Paris in the 20th Century is the long-lost literary artefact of a great sci-fi writer. I was guided to this book by a student for his coursework. As with all good literature students, he has almost read the corpus of Verne’s work. It was surprisingly hard to obtain a copy. On reading it, I could understand why. By itself, this is not a great story and I can see why it was not published. It is a little too didactic and remarkably short. However, as an an insight into a prescient literary mind, it is estimable.

At its best it establishes some neoliberalist and capitalist themes but does not really develop them. There is some truth in how societies become less aggressive thanks to money; governments have too much to lose if their economies are at stake. There is a great video of Blackadder that takes on this issue, though. https://www.youtube.com/watch?v=tGxAYeeyoIc. Economic influences do not necessarily stop war, especially if certain forces in a society benefit from war, or at least going into one.

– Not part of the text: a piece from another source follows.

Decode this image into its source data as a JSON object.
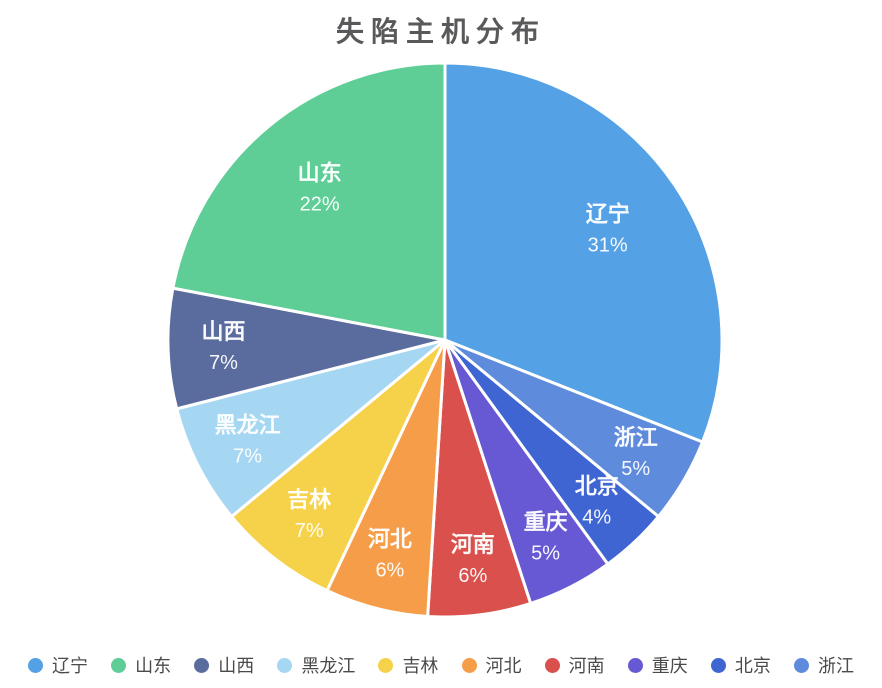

The First World War occured because it had to. The very nature of our economies requires constant expansion. The spurious reasons for its beginning on the scale it did – the assassination of one man – are flecks from the economic truth. Take the 2008 crash. The bottom 99% lost 5 trillion dollars. The top 1% gain 5 trillion dollars. Such expansion still continues. Man Utd grow millions more into debt each year – that debt will never clear. No one will pay it off because it is not consumer debt. It is something else. While Verne could not predict this, his dystopian outlook contrasted Hugo’s, and is especially interesting considering that he was 25 upon writing this.

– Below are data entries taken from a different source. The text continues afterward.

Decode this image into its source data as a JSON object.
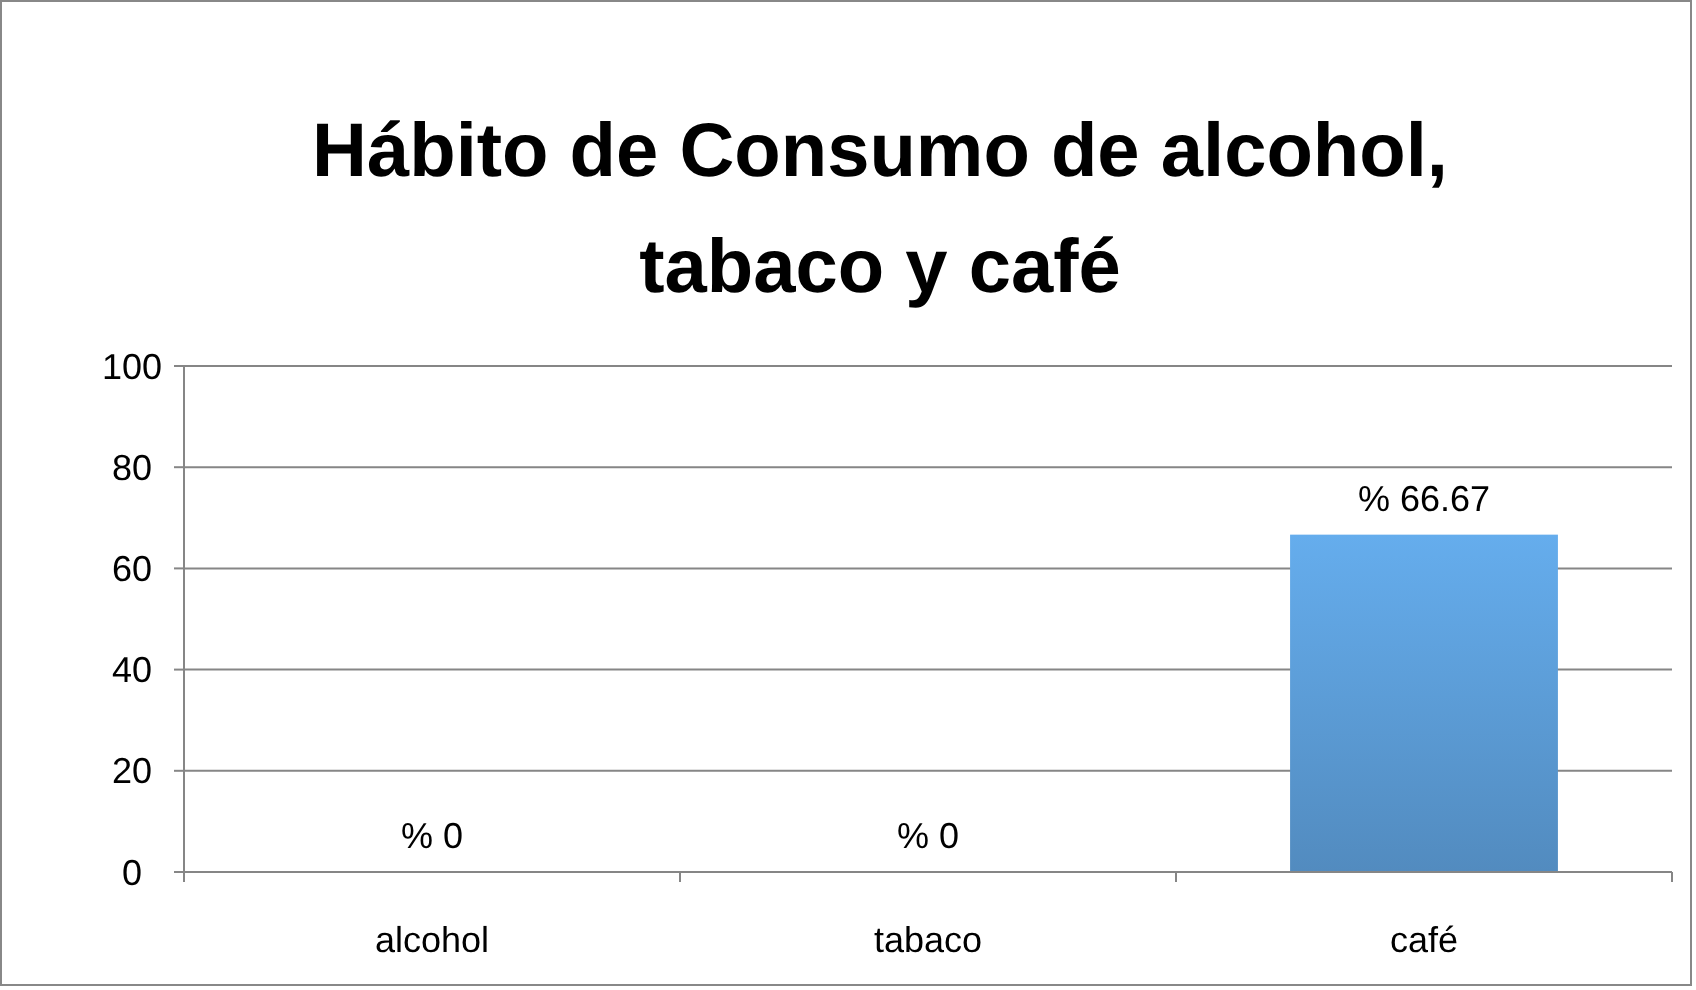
{
  "chart_data": {
    "type": "bar",
    "title": "Hábito de Consumo de alcohol, tabaco y café",
    "categories": [
      "alcohol",
      "tabaco",
      "café"
    ],
    "values": [
      0,
      0,
      66.67
    ],
    "value_labels": [
      "% 0",
      "% 0",
      "% 66.67"
    ],
    "color": "#5b9bd5",
    "ylim": [
      0,
      100
    ],
    "yticks": [
      0,
      20,
      40,
      60,
      80,
      100
    ],
    "grid": "y"
  }
}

Another criticism I have of the futuristic society portrayed is whether it presents a coherent culture. Do we see enough of it, and from enough points of view? The humorous pseudo-rebels, three French friends who love distinct high arts, provide only an outside perspective and therefore speak as mouthpieces for Verne. Within a somewhat fragmented, or least overly-expositionary, style, we experience some witty lines and funny people: such set-pieces almost feel like they would well on the stage rather than a novel. I enjoyed them though.

Where the book does seem to work is as a tribute to French literature. Ultimately this text stands as both a call and a warning for how literature might be lost if the worlds of art and science collide. In this 1960s Paris, literature has been replaced by the prizing of practical texts:

Dictionaries, manuals, grammars, study guides and topic notes, classical authors and the entire book trade in de Viris, Quintus-Curtius, Sallust, and Livy peacefully crumbled to dust on the shelves of the old Hachette publishing house; but introductions to mathematics, textbooks on civil engineering, mechanics, physics, chemistry, astronomy, courses in commerce, finance, industrial arts- whatever concerned the market tendencies of the day – sold by the millions of copies.

On reading this I am reminded of CP Snow (a British scientist turned literary writer) who talked to these two worlds. Verne feels that the common person will likely not want to absorb high culture. They probably would not even if only because the increasingly busy and demanding nature of modern life denies others that opportunity. A working-class life often uses language for survival and transaction, not to negotiate and speculate. Through this text, it seems that Verne is contesting of the difficulty of making a living in the arts, and the desire for high art to remain. It certainly does not seem that the common person misses the arts in this dystopian world, if they ever did.

There is a slight feminist thread in the text in the form of a love interest. She is, though, an entirely flat character, a purposeful flaw explained somewhat by industrialisation. Verne expounds the idea that to be feminine is to be the other; industrialisation and pragmatism apparently removed female traits (or at least the traits that make women attractive to men like Verne). Perkins challenges this notion this well in ‘Herland’, measuring what it is to be feminine and masculine against ideas of being in the public sphere. This was an interest idea that I would have like to see developed to a conclusion – the love interest just disappears at the end due to a deus ex-machina cold snap.

The ending itself is a set piece, remarkably melodramatic and naked in allusion. I did not find much conflict and emotion in this and read it instead as a flat sci-fi. But perhaps I am being too harsh: sci-fi necessarily requires exposition to take a concept to its conclusions. Nolan and Brooker do this with film and TV to a wonderful degree now. The sci-fi genre is developed elsewhere to a better degree by Verne. Therefore, this text does not stand well by itself. As a situation, though, it is curious, and gains an extra star if we are to rate such books.

Worth a read, and worth understanding: it does not stand by itself, but is rather better in comparison with other work.